世界のさまざまな都市で起きている地盤沈下の主な原因とされているのが、地球温暖化による海面上昇や地下水の汲み上げ、石油の掘削です。例えば、中国の上海では1年に最大2.5cmのペースで地盤沈下が進んでおり、これは高層ビルや地下鉄などの建設に伴う地下水の排水が引き起こしていると言われています。また、米国・ルイジアナ州ニューオーリンズでは、石油やガスの掘削の結果、地盤沈下が起きており、街のおよそ半分が海面よりも低くなっています。この地域は2005年にハリケーン「カトリーナ」によって大きな被害を受けましたが、地盤沈下が起きていなければ、被害はもっと小さかっただろうと専門家は指摘しています。

 

しかしメキシコ市の場合、話が少し異なる模様。
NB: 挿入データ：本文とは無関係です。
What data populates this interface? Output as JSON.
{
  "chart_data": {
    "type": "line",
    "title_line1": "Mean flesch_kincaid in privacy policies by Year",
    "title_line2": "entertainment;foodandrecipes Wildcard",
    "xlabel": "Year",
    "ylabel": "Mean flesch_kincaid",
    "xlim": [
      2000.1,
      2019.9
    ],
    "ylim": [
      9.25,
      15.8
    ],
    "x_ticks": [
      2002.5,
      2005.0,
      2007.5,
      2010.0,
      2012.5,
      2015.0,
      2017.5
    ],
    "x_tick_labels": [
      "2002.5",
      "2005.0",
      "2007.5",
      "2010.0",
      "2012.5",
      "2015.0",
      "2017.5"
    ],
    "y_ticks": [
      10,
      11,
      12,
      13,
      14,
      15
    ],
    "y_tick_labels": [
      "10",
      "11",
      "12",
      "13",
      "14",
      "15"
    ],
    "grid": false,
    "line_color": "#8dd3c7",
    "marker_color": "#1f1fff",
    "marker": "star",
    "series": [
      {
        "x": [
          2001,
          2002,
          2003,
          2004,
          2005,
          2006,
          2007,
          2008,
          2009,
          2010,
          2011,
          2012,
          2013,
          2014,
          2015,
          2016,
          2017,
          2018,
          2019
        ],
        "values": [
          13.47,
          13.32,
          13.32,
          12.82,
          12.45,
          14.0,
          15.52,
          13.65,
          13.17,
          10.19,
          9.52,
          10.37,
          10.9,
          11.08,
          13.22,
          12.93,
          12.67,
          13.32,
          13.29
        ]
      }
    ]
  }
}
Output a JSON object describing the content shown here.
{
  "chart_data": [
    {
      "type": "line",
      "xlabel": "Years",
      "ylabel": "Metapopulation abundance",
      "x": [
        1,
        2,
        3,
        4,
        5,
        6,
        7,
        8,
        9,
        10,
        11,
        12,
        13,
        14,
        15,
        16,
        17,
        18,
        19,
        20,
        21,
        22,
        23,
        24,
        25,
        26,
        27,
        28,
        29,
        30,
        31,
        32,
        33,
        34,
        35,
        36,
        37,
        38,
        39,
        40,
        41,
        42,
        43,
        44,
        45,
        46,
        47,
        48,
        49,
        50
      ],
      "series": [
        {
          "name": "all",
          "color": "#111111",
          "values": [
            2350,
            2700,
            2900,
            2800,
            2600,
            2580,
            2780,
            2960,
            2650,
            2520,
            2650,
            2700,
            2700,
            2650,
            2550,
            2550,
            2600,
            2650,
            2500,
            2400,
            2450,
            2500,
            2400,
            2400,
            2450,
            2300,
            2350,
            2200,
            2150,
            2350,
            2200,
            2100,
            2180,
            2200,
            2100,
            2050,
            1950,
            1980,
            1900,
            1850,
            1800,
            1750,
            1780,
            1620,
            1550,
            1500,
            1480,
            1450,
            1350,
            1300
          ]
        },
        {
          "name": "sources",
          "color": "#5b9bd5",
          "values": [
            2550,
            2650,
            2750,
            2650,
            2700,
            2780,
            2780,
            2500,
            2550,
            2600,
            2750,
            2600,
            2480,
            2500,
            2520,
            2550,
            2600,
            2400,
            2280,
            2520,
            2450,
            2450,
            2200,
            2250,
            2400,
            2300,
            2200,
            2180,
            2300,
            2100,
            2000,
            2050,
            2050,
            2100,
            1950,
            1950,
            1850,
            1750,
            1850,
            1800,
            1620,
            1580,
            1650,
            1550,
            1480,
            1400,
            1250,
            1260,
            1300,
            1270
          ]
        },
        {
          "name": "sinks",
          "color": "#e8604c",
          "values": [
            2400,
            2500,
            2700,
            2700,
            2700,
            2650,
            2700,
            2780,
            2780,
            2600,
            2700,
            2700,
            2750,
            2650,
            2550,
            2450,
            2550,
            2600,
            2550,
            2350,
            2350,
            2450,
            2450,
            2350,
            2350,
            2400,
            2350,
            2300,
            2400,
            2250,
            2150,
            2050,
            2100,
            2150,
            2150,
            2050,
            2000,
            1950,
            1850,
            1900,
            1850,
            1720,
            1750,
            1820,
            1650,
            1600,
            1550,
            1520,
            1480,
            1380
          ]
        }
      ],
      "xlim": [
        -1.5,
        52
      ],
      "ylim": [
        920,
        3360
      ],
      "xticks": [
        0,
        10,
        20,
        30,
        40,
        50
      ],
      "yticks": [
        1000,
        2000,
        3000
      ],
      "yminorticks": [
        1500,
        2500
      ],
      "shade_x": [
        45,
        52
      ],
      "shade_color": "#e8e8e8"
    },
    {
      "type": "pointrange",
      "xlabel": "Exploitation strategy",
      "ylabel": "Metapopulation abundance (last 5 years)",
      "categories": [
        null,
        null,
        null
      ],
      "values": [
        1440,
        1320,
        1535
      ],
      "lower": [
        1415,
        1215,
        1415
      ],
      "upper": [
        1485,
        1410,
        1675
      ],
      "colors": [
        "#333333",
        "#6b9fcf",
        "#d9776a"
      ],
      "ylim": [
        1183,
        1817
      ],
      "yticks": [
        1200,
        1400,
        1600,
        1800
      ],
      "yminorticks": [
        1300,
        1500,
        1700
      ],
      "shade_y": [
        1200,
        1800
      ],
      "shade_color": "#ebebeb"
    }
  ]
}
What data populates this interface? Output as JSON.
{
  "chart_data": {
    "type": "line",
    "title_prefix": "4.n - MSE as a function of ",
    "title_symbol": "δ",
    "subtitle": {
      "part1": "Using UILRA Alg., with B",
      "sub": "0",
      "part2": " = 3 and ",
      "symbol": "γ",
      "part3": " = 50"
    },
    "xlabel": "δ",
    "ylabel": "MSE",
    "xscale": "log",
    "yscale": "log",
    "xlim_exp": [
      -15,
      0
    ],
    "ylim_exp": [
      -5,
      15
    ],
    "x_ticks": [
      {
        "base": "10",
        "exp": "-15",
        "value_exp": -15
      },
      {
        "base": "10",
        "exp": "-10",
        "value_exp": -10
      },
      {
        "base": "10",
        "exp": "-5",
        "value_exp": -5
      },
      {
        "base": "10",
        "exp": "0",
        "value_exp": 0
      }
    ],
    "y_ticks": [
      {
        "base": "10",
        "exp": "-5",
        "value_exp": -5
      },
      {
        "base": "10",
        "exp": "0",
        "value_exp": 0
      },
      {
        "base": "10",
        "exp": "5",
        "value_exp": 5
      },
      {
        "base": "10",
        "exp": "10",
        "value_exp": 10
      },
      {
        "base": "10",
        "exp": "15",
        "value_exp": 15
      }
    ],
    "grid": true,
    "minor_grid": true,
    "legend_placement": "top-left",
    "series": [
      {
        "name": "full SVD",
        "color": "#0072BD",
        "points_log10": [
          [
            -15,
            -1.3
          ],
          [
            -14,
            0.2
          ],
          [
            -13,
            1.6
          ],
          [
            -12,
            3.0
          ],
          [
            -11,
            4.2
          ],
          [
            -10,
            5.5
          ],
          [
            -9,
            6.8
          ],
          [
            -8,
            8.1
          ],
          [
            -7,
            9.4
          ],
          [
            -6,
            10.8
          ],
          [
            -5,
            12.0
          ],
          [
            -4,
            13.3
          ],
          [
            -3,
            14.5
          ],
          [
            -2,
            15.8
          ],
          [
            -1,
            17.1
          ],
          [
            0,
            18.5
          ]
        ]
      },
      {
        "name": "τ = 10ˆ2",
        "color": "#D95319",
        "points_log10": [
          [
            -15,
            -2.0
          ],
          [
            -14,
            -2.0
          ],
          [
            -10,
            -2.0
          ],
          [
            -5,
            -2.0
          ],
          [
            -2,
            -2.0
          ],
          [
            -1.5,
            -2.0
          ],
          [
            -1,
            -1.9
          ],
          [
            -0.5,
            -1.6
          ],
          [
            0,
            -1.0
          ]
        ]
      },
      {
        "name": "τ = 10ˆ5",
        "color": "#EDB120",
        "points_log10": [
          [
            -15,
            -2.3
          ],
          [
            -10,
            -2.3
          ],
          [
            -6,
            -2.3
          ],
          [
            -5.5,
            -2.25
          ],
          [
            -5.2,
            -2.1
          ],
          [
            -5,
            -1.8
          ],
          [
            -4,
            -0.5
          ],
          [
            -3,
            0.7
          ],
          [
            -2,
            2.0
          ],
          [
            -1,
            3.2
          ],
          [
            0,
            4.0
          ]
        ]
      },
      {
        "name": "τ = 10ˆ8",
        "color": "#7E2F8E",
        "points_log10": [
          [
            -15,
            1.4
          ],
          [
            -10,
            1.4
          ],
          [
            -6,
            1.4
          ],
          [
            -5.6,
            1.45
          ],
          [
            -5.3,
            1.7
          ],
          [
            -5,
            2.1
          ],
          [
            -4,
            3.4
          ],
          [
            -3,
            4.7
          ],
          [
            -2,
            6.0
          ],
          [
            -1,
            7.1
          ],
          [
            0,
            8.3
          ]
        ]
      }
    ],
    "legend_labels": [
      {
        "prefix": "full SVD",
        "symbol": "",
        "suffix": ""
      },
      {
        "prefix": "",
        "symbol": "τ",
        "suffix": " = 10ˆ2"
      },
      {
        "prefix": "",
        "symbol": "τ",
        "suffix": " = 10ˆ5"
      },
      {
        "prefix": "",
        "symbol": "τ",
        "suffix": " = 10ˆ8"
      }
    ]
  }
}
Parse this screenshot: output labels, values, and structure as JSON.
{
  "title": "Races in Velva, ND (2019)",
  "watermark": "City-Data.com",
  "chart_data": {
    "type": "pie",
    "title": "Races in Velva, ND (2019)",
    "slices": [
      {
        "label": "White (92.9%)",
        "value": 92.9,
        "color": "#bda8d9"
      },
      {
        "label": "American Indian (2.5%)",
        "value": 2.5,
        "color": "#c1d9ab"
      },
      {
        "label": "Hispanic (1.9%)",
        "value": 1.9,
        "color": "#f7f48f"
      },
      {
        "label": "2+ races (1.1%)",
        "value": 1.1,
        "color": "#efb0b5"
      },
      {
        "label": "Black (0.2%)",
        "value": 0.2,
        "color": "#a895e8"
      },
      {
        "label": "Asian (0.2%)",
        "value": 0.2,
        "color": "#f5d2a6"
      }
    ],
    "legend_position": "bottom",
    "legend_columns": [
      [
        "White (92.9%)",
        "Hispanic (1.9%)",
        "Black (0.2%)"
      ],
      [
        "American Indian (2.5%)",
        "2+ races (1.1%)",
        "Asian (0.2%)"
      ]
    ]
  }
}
2021年に発表された論文によれば、同都市の地盤沈下は、地下水の汲み上げや石油の掘削ではなく、都市の基盤部分が圧縮したことによって起きている可能性があるそうです。

 

これはメキシコ市の成り立ちに関係します。アステカ族が15世紀、テスココ湖と呼ばれる湖の上にある島に湖上都市を建設し、これをアステカ大国の首府としました。その後スペイン軍の侵攻でアステカ王国は滅亡しましたが、この湖が埋め立てられて植民地都市となったのです。これが現在のメキシコ市で、ここは湖にできた都市だったのですね。この基盤部分の粘土層がすでに17%ほど圧縮しており、これが現在の地盤沈下の大きな要因となっているのです。

 

メキシコ市の地盤沈下が初めて確認されたのは1900年代初頭で、当時の沈むペースは年間8cmでした。それが1958年までに年間29cmに加速。1950年代には地下水の汲み上げを停止し、沈下のペースは緩やかになったこともありました。しかしメキシコとアメリカの共同研究チームが、115年間蓄積してきたデータや高解像度のGPSデータを分析したところ、同市は年間最大40cmのペースで沈下している一方、都市化が進んでいない北東部では、年間50cmもの速度で沈んでいる地域があることも明らかとなったのです。

 

メキシコ市の基盤となる粘土層は今後150年間、圧縮を続けると見られ、地盤はさらに30%沈下すると予測されています。それに伴い水質汚染が懸念されており、雨水や排水を集めるためのインフラ整備が必要とも言われています。

 

一度沈下した地盤が元に戻ることはありません。その影響を最小限に食い止めるための取り組みが求められています。